Citations sur La mémoire sous les vagues (18)
Ce n’est pas l’absence qui ronge, c’est l’incertitude. Regardez autour de vous tous ces gens qui cherchent leur famille, qui oscillent entre espoir et désespoir. L’affirmation de la mort vient parfois comme une délivrance pour eux, ils peuvent commencer leur deuil. Pour ceux qui retrouvent des vivants, chaque jour à venir sera une fête.
Du temps où la Yougoslavie de mon enfance se démembrait en anciennes régions gommées par Tito, où se déchiraient les villages autour d'un pont, où chrétiens et musulmans, autrefois voisins, parfois cousins, s'entretuaient. Où la belle Sarajevo n'était plus que lèpre d'éclats d'obus et refuge pour snipers embusqués. Je me suis offert un baptême du feu à bourlinguer sur les routes pilonnées de Bosnie, de Croatie. J'ai survécu au siège de Dubrovnik. Ce feu m'a dévorée de l'intérieur en brûlant mes rétines de tant d'horreurs et de misère imprimées sur des kilomètres de pellicules. En quelques semaines, il a consumé mon innocence, mes velléités de renommée, changé à jamais mon regard. Je n'ai plus depuis lors pris une seule photo montrant la mort, la guerre, la destruction. Je suis devenue photographe du beau et de la créativité. De l'étonnement à l'émerveillement. Je veux admirer le monde, rendre témoignage des modes de vie, de l'art, de l'inventivité des hommes.
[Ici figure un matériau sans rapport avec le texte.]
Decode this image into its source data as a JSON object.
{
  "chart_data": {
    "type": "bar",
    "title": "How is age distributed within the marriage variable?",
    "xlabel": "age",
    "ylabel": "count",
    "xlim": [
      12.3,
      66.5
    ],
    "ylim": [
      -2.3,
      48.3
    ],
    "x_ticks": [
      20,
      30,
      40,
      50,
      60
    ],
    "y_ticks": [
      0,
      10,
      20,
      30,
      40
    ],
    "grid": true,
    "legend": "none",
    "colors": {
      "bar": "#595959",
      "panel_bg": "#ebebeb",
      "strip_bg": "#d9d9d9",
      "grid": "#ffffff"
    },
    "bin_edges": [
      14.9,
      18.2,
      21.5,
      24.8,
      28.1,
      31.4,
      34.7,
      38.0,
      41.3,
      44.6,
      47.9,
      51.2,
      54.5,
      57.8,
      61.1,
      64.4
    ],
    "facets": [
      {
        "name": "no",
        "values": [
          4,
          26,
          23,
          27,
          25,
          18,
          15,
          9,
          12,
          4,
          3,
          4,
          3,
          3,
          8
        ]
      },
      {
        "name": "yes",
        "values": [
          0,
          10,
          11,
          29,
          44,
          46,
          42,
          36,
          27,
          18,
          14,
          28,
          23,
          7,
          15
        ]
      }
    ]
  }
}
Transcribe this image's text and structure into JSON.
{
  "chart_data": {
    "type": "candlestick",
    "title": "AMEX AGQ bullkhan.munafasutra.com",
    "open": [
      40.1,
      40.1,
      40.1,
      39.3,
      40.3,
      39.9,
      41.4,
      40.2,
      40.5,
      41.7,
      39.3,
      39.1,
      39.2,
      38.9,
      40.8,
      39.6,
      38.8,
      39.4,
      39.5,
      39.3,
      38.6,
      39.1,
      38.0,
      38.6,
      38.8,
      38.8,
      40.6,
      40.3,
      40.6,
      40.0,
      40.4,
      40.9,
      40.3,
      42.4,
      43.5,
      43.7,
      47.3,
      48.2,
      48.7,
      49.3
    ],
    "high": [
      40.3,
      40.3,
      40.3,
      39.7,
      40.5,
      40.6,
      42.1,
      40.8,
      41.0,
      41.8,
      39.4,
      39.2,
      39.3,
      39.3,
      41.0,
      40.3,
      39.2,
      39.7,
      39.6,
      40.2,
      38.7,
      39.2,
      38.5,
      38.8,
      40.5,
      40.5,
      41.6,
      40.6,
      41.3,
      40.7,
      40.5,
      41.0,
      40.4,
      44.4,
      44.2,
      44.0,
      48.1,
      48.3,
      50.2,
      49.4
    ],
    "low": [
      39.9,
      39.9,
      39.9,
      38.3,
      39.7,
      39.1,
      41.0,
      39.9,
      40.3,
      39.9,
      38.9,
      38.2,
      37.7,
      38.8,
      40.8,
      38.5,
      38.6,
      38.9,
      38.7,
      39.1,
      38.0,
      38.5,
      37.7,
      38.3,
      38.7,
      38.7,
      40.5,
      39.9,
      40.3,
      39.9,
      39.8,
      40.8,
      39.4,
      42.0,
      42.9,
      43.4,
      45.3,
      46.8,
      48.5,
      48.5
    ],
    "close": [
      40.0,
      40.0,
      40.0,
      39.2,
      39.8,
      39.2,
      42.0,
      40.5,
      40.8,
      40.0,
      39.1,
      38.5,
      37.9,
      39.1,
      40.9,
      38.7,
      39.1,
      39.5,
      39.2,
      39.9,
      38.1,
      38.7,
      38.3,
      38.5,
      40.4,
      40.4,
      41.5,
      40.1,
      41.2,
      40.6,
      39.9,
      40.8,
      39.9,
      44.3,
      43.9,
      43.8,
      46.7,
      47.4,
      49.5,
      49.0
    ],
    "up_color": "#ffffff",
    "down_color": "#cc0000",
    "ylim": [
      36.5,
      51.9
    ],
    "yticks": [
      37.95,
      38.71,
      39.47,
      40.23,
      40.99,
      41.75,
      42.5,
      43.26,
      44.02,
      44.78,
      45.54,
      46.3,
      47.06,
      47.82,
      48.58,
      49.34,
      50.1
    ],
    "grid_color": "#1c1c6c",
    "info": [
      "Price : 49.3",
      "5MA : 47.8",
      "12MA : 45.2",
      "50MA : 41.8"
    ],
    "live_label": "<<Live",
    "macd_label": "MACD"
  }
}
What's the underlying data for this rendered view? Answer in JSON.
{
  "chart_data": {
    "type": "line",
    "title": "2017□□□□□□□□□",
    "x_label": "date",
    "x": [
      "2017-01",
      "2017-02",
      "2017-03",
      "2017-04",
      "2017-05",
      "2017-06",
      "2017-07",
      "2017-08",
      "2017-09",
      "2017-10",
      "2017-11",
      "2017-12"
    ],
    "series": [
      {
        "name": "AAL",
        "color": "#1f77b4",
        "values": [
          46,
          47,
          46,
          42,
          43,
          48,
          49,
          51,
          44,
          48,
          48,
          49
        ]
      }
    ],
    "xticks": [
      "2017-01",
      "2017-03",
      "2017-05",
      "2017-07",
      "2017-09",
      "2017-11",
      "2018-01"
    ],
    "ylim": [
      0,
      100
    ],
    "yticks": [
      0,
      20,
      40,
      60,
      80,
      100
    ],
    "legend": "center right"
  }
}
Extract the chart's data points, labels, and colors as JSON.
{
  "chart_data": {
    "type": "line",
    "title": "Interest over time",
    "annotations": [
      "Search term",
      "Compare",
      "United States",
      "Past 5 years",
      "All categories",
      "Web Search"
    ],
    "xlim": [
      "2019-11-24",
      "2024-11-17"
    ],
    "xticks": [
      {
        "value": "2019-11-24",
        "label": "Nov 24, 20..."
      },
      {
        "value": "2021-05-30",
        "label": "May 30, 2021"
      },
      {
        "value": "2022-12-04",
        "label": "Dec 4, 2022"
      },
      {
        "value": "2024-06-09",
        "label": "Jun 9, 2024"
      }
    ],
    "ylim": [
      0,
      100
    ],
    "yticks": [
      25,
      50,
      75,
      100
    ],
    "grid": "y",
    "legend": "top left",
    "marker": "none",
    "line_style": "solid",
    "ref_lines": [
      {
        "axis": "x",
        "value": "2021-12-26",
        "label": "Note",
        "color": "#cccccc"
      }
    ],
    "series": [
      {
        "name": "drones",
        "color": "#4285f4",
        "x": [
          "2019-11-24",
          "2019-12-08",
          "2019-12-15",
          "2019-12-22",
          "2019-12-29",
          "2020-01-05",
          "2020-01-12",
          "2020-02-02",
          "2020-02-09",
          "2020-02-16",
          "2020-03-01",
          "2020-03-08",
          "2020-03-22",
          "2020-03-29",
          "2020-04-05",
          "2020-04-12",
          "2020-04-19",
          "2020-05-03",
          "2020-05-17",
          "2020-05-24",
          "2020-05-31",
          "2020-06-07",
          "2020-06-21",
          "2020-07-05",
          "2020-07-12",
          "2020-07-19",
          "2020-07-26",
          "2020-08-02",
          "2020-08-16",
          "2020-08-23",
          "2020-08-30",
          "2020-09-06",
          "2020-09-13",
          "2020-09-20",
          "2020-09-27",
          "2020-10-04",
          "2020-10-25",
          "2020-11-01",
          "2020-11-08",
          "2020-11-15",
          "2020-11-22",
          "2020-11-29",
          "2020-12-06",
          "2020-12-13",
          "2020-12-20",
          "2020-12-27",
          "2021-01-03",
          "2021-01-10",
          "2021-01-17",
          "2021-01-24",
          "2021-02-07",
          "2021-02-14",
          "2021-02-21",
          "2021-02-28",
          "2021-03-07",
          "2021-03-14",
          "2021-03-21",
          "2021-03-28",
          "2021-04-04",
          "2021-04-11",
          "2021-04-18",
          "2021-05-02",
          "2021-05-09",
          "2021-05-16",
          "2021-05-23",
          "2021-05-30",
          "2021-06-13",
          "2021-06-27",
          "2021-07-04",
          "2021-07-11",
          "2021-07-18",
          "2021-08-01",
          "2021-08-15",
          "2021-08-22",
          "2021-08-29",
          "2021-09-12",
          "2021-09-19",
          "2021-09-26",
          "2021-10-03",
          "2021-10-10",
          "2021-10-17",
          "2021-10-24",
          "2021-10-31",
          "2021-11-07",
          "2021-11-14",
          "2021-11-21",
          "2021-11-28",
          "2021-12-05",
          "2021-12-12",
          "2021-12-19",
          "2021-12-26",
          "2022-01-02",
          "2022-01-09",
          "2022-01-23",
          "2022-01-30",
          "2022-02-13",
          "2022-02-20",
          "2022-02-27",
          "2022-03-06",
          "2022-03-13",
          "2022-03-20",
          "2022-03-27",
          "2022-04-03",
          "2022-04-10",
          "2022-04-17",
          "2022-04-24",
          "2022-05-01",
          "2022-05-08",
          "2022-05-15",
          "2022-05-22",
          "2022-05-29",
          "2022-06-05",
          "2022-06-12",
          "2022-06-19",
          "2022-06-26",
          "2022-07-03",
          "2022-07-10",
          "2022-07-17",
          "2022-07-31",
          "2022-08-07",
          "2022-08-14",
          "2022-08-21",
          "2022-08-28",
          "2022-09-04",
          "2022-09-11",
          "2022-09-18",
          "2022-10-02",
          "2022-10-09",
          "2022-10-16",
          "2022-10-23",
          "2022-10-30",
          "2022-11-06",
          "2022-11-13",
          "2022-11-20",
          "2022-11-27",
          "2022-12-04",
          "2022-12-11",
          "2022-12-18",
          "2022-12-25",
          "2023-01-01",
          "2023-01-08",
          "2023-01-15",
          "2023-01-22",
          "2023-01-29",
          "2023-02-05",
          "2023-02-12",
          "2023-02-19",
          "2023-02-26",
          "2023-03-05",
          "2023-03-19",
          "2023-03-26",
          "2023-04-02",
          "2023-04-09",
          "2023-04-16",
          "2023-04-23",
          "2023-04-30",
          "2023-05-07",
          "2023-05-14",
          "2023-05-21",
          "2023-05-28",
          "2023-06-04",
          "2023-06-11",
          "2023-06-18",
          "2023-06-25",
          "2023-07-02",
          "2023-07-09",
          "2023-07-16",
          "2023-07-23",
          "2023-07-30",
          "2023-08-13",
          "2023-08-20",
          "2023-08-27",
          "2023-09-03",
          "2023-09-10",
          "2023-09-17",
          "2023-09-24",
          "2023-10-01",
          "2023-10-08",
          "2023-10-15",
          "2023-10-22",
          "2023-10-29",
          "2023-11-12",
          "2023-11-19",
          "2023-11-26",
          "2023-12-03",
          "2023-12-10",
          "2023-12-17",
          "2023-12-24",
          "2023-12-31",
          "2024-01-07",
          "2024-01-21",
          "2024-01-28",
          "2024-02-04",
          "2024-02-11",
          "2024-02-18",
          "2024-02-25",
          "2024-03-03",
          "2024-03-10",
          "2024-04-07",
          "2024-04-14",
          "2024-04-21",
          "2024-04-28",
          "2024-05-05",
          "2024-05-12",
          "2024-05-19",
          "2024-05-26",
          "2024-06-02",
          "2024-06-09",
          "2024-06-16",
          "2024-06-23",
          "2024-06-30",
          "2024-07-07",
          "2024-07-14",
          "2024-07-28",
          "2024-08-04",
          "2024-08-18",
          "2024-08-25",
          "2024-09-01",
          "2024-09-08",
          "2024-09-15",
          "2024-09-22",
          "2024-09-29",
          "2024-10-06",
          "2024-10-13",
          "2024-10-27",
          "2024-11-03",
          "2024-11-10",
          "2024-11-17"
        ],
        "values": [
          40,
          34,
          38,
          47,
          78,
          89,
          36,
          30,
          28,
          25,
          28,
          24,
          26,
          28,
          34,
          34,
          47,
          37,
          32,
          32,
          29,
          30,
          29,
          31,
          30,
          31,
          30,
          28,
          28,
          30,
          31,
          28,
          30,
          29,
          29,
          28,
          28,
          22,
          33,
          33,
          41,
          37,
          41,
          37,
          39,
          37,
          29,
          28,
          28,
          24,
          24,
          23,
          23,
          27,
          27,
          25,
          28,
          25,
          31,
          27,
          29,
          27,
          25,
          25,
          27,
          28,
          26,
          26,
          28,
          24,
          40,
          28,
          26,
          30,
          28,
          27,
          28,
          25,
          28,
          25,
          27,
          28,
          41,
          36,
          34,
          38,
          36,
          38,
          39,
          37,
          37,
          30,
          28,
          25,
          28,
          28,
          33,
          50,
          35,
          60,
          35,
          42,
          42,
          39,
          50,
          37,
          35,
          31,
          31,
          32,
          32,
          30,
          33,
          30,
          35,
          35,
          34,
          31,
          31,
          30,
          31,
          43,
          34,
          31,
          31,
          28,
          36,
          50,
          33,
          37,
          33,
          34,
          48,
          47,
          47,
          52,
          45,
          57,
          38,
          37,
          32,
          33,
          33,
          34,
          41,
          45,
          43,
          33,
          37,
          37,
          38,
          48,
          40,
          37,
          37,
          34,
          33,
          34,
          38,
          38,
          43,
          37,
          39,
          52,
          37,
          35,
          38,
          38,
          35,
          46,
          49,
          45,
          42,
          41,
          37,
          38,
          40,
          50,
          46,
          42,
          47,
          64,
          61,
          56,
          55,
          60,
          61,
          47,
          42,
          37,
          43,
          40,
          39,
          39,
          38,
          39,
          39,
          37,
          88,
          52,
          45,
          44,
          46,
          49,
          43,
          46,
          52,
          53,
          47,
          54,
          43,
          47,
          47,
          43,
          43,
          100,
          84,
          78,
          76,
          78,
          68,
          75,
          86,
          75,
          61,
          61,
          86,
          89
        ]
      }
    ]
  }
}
Les chemins de traverse peuvent aussi conduire à la bonne destination. Aie confiance, lâche prise.
Les maires des villes et villages frappés dénoncent les procédures, l’incapacité des administrations à parer à l’urgence, à écarter des tracasseries de règlements pour activer les aides. Il faut pouvoir improviser. Or, l’improvisation, qui chamboule la hiérarchie, l’ordre établi, est haïe des Japonais. C’est l’esthétique même de l’organisation qui est alors compromise. C’est là que réside leur limite, anéantissant l’efficacité de la réponse à une crise majeure.
"En vérité, nous soupçonnons parfois notre mémoire d'enchanter faussement le passé, alors qu'elle est fidèle à ce qui fut, et que seules sont trompeuses les mélancolies qui nous font douter d'elle."
Henri Gougaud
Je ne crois pas qu’au soir de sa vie se retourner sur son parcours et les êtres croisés puisse être néfaste à l’adieu. Le chemin parcouru nous forge et les rencontres sont tantôt ses écueils tantôt ses balises lumineuses, des voies sans issue autant que des boussoles.
Un rescapé m’a dit ce soir : la nature donne, elle nous nourrit, mais nous ne sommes pas reconnaissants, alors elle reprend.
Tu es libre de choisir la colère et la rébellion contre l'injustice. C'est le choix que font la plupart des gens. Mais elles ne guérissent rien. Alors que choisir d'aimer, c'est, comme l'a dit u, ami prêtre "lutter contre la pesanteur pour se faire transparent à la grâce" !
La première chose que je fais, au lieu de boire ou de ramasser les débris de vaisselle qui pourraient lacérer mes pieds nus, est de porter l'appareil à mon œil, cadrer et fixer dans sa mémoire électronique le résultat de ces quelques instants de chaos. Cela me calme, comme toujours.
La photo comme thérapie. Une barrière entre la réalité et moi, le réel voilé par l'objectif.
Le séisme dure et s'intensifie. J'entends des cris depuis les appartements voisins, des bruits de verre brisé. L'angoisse gagne du terrain. Elle s'insinue en moi, malgré une certaine habitude. Cette inéluctabilité fataliste si présente dans le stoïcisme japonais s'oublie vite lorsque le namazu, le poisson-chat souterrain sur l'échine duquel repose l'archipel, se réveille. La douceur du sol français désapprend la crainte sournoise et amplifie la peur lorsque les éléments se déchaînent.
Les murs craquent comme des arbres en pleine tempête. Chaque matériau se plaint dans sa langue, micro-déchirements aigus et crissant des papiers muraux, gémissements secs et nasillards des poutres comme sur un navire drossé par les vagues, cliquetis des couverts, tintements cristallins des verres, grincements des charnières, clapots sourds et mats des livres qui ont un peu de place, froissements rêches entre ceux qui n'en ont pas. Dans un crescendo digne du Boléro, chaque voix rejoint le chœur dans une mélopée effrayante. C'est la longue complainte de la terre malmenée.